Glory over Everything: Beyond The Kitchen House(67)



“Ol’ Ernest here gon’ come close to you. He don’ mean you no harm. He jus’ gon’ keep you warm,” he says.

“But I stink!” I say.

“You stink, but it ain’t nothin’ that won’t come off with a good dose a water,” he says as he moves beside me.

He stays there all night, but I can’t sleep because his being nice to me makes me cry even more.





CHAPTER TWENTY-SIX


May 1830


James


MY FEAR WAS that Mr. Cardon would be at the door before I was able to take my leave. The night of the fifth day, as Robert packed my trunk, I studied the map on which I had originally planned my excursion. I set it next to the one that Henry had given me. Though his was crudely drawn, they both directed me to the eastern shore of Virginia and then down south into North Carolina. On seeing this, I decided to follow my original plan, going first by boat to Norfolk, then by coach, traveling south from Virginia alongside the canal that ran down through the Great Dismal Swamp into North Carolina.

As a boy, I had read of the Great Dismal Swamp and dreamed of the exotic wildlife rumored to live there. Previously I had anticipated a visit, though now I cared nothing about my earlier plans and studied the map solely to locate the fastest way down to Pan.

Henry was at my door before sunup, wearing an optimistic smile and carrying the small black leather bag that looked as new as the day I had given it to him years before.

Robert was there to see us off. Though he was always youthful-looking, this early morning his face was lined and gray. We had spoken the night before and solidified our plans. I understood the burden I had left him with, but he assured me that all would be seen to and as soon as matters were taken care of, he would join me wherever I decided to settle.

“Godspeed,” Robert said as I turned to the carriage. I nodded, wishing mightily that he were coming with me.

Though it was before dawn when we left for the shipyards, I kept a sharp lookout for Mr. Cardon or one of his men, and when long lines and chaos met us at the docks, I pushed through to pay double the going rate so Henry and I could more quickly board the steamboat.

Once under way, the huge boat, pumping and puffing steam, moved swiftly through the Delaware, and in under three hours we arrived at the canal that cut through thirteen miles of land to meet the Chesapeake. Here we disembarked to climb aboard a lesser boat, where horses, hitched to the small craft, pulled us along a scenic path that I might have appreciated had I not been so anxious to put Philadelphia behind us. As I looked about nervously, Henry, unaware of the threat of Mr. Cardon, gave me a questioning glance more than once.

To my great relief, when we reached the Chesapeake River, another boat was already waiting to take us to Baltimore. On this we traveled for six more hours, but luck was with us, for no sooner had we disembarked in Baltimore than we were able to find passage on yet another steamboat—one that kept night hours and was bound for Norfolk.

I secured a small cabin for the two of us.
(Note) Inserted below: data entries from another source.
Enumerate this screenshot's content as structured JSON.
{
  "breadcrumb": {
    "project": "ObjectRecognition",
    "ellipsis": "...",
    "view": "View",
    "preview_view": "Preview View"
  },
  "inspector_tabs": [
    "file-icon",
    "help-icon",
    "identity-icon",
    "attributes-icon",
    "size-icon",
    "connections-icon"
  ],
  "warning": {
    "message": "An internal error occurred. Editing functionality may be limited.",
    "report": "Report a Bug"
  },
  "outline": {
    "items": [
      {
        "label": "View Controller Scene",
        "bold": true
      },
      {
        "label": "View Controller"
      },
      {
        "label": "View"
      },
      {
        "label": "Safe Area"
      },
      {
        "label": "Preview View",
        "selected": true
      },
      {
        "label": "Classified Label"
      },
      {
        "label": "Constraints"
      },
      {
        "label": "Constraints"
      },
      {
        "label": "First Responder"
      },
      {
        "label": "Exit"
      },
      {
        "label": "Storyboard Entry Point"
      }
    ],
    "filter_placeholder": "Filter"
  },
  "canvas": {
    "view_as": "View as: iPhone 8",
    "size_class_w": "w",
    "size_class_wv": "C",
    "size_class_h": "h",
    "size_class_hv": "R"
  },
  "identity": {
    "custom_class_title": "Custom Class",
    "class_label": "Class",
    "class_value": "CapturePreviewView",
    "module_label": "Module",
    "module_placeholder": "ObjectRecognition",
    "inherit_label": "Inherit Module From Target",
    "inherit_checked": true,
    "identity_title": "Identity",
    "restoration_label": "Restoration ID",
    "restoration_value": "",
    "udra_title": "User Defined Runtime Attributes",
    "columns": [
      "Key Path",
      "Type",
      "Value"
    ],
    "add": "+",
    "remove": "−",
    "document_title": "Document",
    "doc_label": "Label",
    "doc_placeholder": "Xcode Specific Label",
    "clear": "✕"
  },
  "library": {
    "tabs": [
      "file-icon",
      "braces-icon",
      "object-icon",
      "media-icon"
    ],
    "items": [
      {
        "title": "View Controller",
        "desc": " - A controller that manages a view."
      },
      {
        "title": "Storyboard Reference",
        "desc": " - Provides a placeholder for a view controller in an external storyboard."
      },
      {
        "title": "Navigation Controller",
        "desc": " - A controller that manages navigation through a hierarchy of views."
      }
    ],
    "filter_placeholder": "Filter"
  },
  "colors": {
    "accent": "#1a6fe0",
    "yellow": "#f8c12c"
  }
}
When we were finally alone and well under way, Henry spoke his mind. “You got to settle down,” he said. “You actin’ like somebody on your tail.”

I was uncertain how much to tell him, for he knew nothing of Mr. Cardon. “I might have been in trouble if I had stayed back in Philadelphia,” I admitted.

“Might do, you tell me ’bout what you got goin’ on, so I knows what you lookin’ for.”

“I was with a woman and she became pregnant,” I began. “Her father found out about my . . . past . . . and threatened to kill me if I didn’t leave Philadelphia.”

“The girl white?” he asked. When I nodded, he blew air through his teeth. “Then it good you gettin’ outta town.”

“I don’t know what I was thinking to get involved with her. I knew better, but I couldn’t help myself.”

“Yup. It like that for me first time I see Pan’s mama. She got hold a me and no talk was gonna get me out. Thing is, now she gone, she still got a hold on me.”

“Caroline died, too,” I said. It was the first time I had said those words, but they still had little meaning.

“She do? When?”

“Day before yesterday.”

“Uh,” he grunted as though I had kicked him.

“She was married,” I added, deciding to confess all.

He rubbed his face before his next question. “And what ’bout the husband? He lookin’ for you, too?”

“I don’t know. I didn’t ask her about him. I didn’t want to know. We didn’t even discuss what could happen if she had a child. She knew nothing about me—nothing about my past.”

“You ’fraid she find out, she walk away?”

I nodded. He had hit the mark.

“Mr. Burton, I got to sleep now. My head’s hurtin’ and I’s done in,” he said before he lay back on his bunk.

Though Henry soon slept, I couldn’t. When I had sat beside Caroline at Stonehill as she slept, I had imagined the two of us living a life together. It was so sweet a dream that now it would not quit me. Why hadn’t I planned it sooner? Would she be alive had I done so? And would the child be alive? I thought back to the black-edged note from Mrs. Cardon. How I wanted to believe that it had been a lie, but I had seen for myself how ill Caroline was. No. She was dead. The word now struck me like a hammer to my chest.